"The Rise and Fall of Apollo Global Management's 10th Flagship Private Equity Fund"

"The Rise and Fall of Apollo Global Management's 10th Flagship Private Equity Fund"

 




Private equity giant Apollo Global Management Inc. is expecting commitments for its 10th flagship private equity fund to reach the “low $20 billion range,” falling short of the $25 billion target set earlier. The fund had received $16 billion of commitments through March 31, and a final close is expected in the summer, according to Apollo Co-President Scott Kleinman. The flagship fund, Apollo’s 10th, has already invested about $6 billion of capital, with the private equity team signing four deals since the last earnings call, including the acquisition of chemical company Univar Solutions and aluminum products manufacturer Arconic Corp.


While Apollo’s private equity business, led by David Sambur and Matt Nord, is facing a challenging fundraising environment amid rising interest rates and a looming recession, the firm’s credit and insurance businesses were a source of strength during the quarter. Athene insurance unit, which sells annuities to retirees, saw earnings grow 2% as higher interest rates boosted its investment portfolio. Apollo expects at least $17 billion of inflows during the second quarter, putting the firm on track to exceed Athene’s record annual inflows of $48 billion in 2022, according to Apollo CEO Marc Rowan.


The private equity industry has struggled in the fundraising space over the past year, with constraints on pensions and endowments, which hit the limits of what they could allocate to private equity during last year’s market downturn. While the challenging fundraising environment persisted, Apollo’s principal investing income from selling assets plunged 96% to $8 million in the first quarter, dragging earnings down 7.9% from a year earlier. Nevertheless, Kleinman said, “We’re one of the few firms who can play offense in these periods of uncertainty, which was quite clear by the level of deployment activity in the first quarter. Our current pipeline of opportunities is about three times a year ago and growing.”

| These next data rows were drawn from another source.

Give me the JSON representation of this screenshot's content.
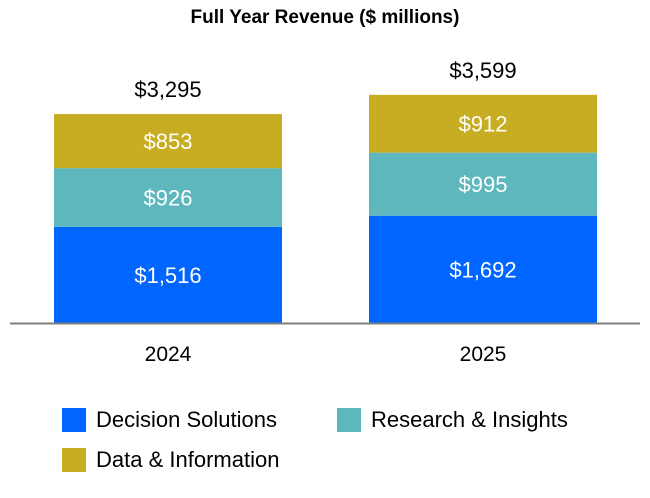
{
  "chart_data": {
    "type": "bar",
    "stacked": true,
    "title": "Full Year Revenue ($ millions)",
    "xlabel": "",
    "ylabel": "",
    "categories": [
      "2024",
      "2025"
    ],
    "series": [
      {
        "name": "Decision Solutions",
        "values": [
          1516,
          1692
        ],
        "labels": [
          "$1,516",
          "$1,692"
        ],
        "color": "#0066FF"
      },
      {
        "name": "Research & Insights",
        "values": [
          926,
          995
        ],
        "labels": [
          "$926",
          "$995"
        ],
        "color": "#5EB7BC"
      },
      {
        "name": "Data & Information",
        "values": [
          853,
          912
        ],
        "labels": [
          "$853",
          "$912"
        ],
        "color": "#C8AD22"
      }
    ],
    "totals": [
      3295,
      3599
    ],
    "total_labels": [
      "$3,295",
      "$3,599"
    ],
    "grid": false,
    "legend_position": "bottom"
  }
}
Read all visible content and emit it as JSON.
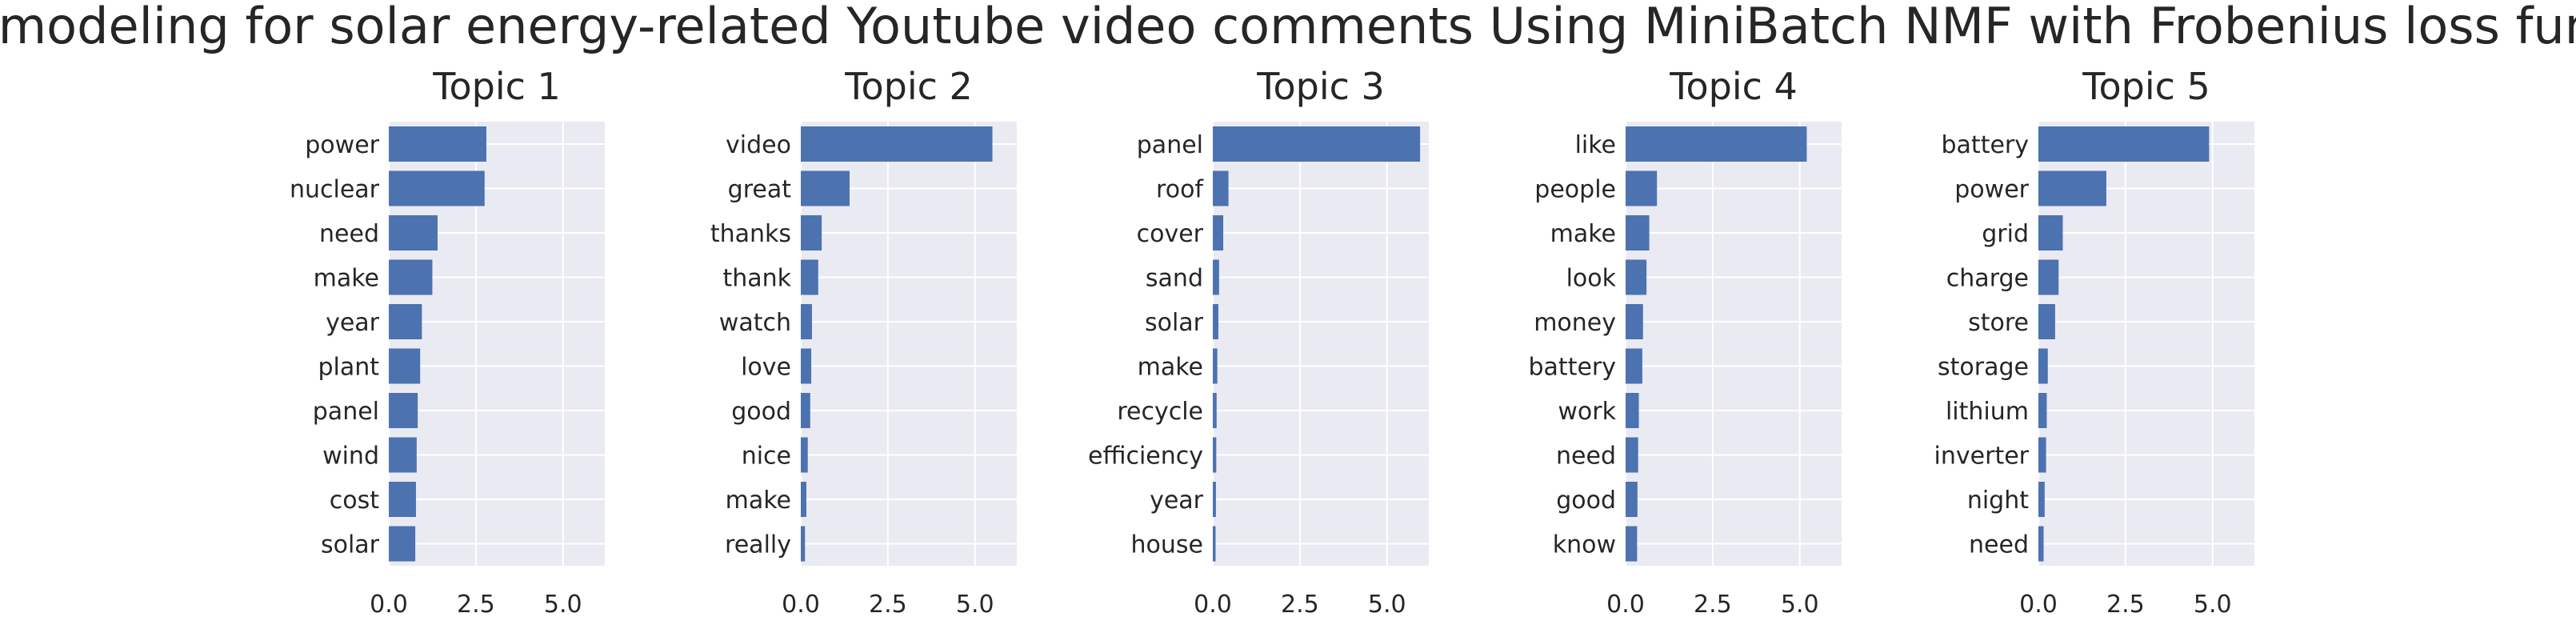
{
  "chart_data": {
    "type": "bar",
    "orientation": "horizontal",
    "title": "Topic modeling for solar energy-related Youtube video comments Using MiniBatch NMF with Frobenius loss function",
    "bar_color": "#4c72b0",
    "background_color": "#eaeaf2",
    "grid": true,
    "xlim": [
      0,
      6.2
    ],
    "xticks": [
      0,
      2.5,
      5
    ],
    "xtick_labels": [
      "0.0",
      "2.5",
      "5.0"
    ],
    "panels": [
      {
        "title": "Topic 1",
        "categories": [
          "power",
          "nuclear",
          "need",
          "make",
          "year",
          "plant",
          "panel",
          "wind",
          "cost",
          "solar"
        ],
        "values": [
          2.8,
          2.75,
          1.4,
          1.25,
          0.95,
          0.9,
          0.83,
          0.8,
          0.78,
          0.76
        ]
      },
      {
        "title": "Topic 2",
        "categories": [
          "video",
          "great",
          "thanks",
          "thank",
          "watch",
          "love",
          "good",
          "nice",
          "make",
          "really"
        ],
        "values": [
          5.5,
          1.4,
          0.6,
          0.5,
          0.32,
          0.3,
          0.27,
          0.2,
          0.16,
          0.12
        ]
      },
      {
        "title": "Topic 3",
        "categories": [
          "panel",
          "roof",
          "cover",
          "sand",
          "solar",
          "make",
          "recycle",
          "efficiency",
          "year",
          "house"
        ],
        "values": [
          5.95,
          0.45,
          0.3,
          0.18,
          0.16,
          0.13,
          0.11,
          0.1,
          0.09,
          0.08
        ]
      },
      {
        "title": "Topic 4",
        "categories": [
          "like",
          "people",
          "make",
          "look",
          "money",
          "battery",
          "work",
          "need",
          "good",
          "know"
        ],
        "values": [
          5.2,
          0.9,
          0.68,
          0.6,
          0.5,
          0.48,
          0.38,
          0.36,
          0.34,
          0.33
        ]
      },
      {
        "title": "Topic 5",
        "categories": [
          "battery",
          "power",
          "grid",
          "charge",
          "store",
          "storage",
          "lithium",
          "inverter",
          "night",
          "need"
        ],
        "values": [
          4.9,
          1.95,
          0.7,
          0.58,
          0.48,
          0.27,
          0.24,
          0.22,
          0.18,
          0.15
        ]
      }
    ]
  }
}
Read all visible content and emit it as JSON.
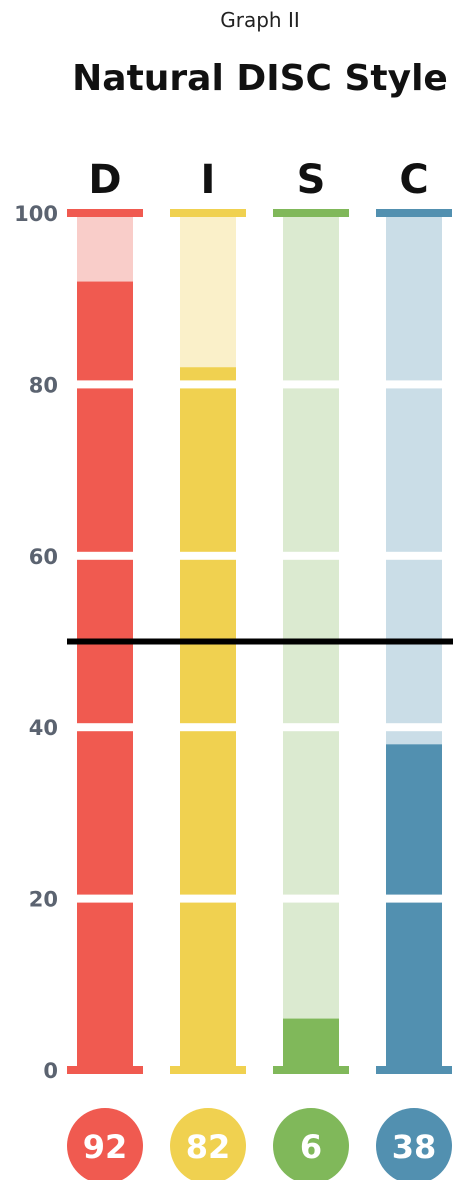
{
  "header": {
    "subtitle": "Graph II",
    "title": "Natural DISC Style"
  },
  "chart_data": {
    "type": "bar",
    "title": "Natural DISC Style",
    "subtitle": "Graph II",
    "categories": [
      "D",
      "I",
      "S",
      "C"
    ],
    "values": [
      92,
      82,
      6,
      38
    ],
    "ylim": [
      0,
      100
    ],
    "yticks": [
      0,
      20,
      40,
      60,
      80,
      100
    ],
    "reference_line": 50,
    "colors": {
      "D": {
        "fill": "#f05a50",
        "light": "#f9cdc9"
      },
      "I": {
        "fill": "#f0d150",
        "light": "#faf0c9"
      },
      "S": {
        "fill": "#80b85a",
        "light": "#dbead0"
      },
      "C": {
        "fill": "#5290b0",
        "light": "#cadde7"
      }
    },
    "reference_line_color": "#000000"
  }
}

Meanwhile, Apollo Chief Executive Officer Marc Rowan addressed concerns about the firm’s Athene insurance unit, which contributes about two-thirds of Apollo’s income, saying insurance companies focused on retirement services don’t face the deposit-flight risks seen in the banking industry. Athene invests in long-term, locked-in liabilities, and 80% of the portfolio isn’t surrendable, he said. “People who own annuities are saving for retirement,” Rowan said. “This is not money they think is accessible. When they do surrender or move it, they’re typically moving to another policy — otherwise they incur” a tax burden.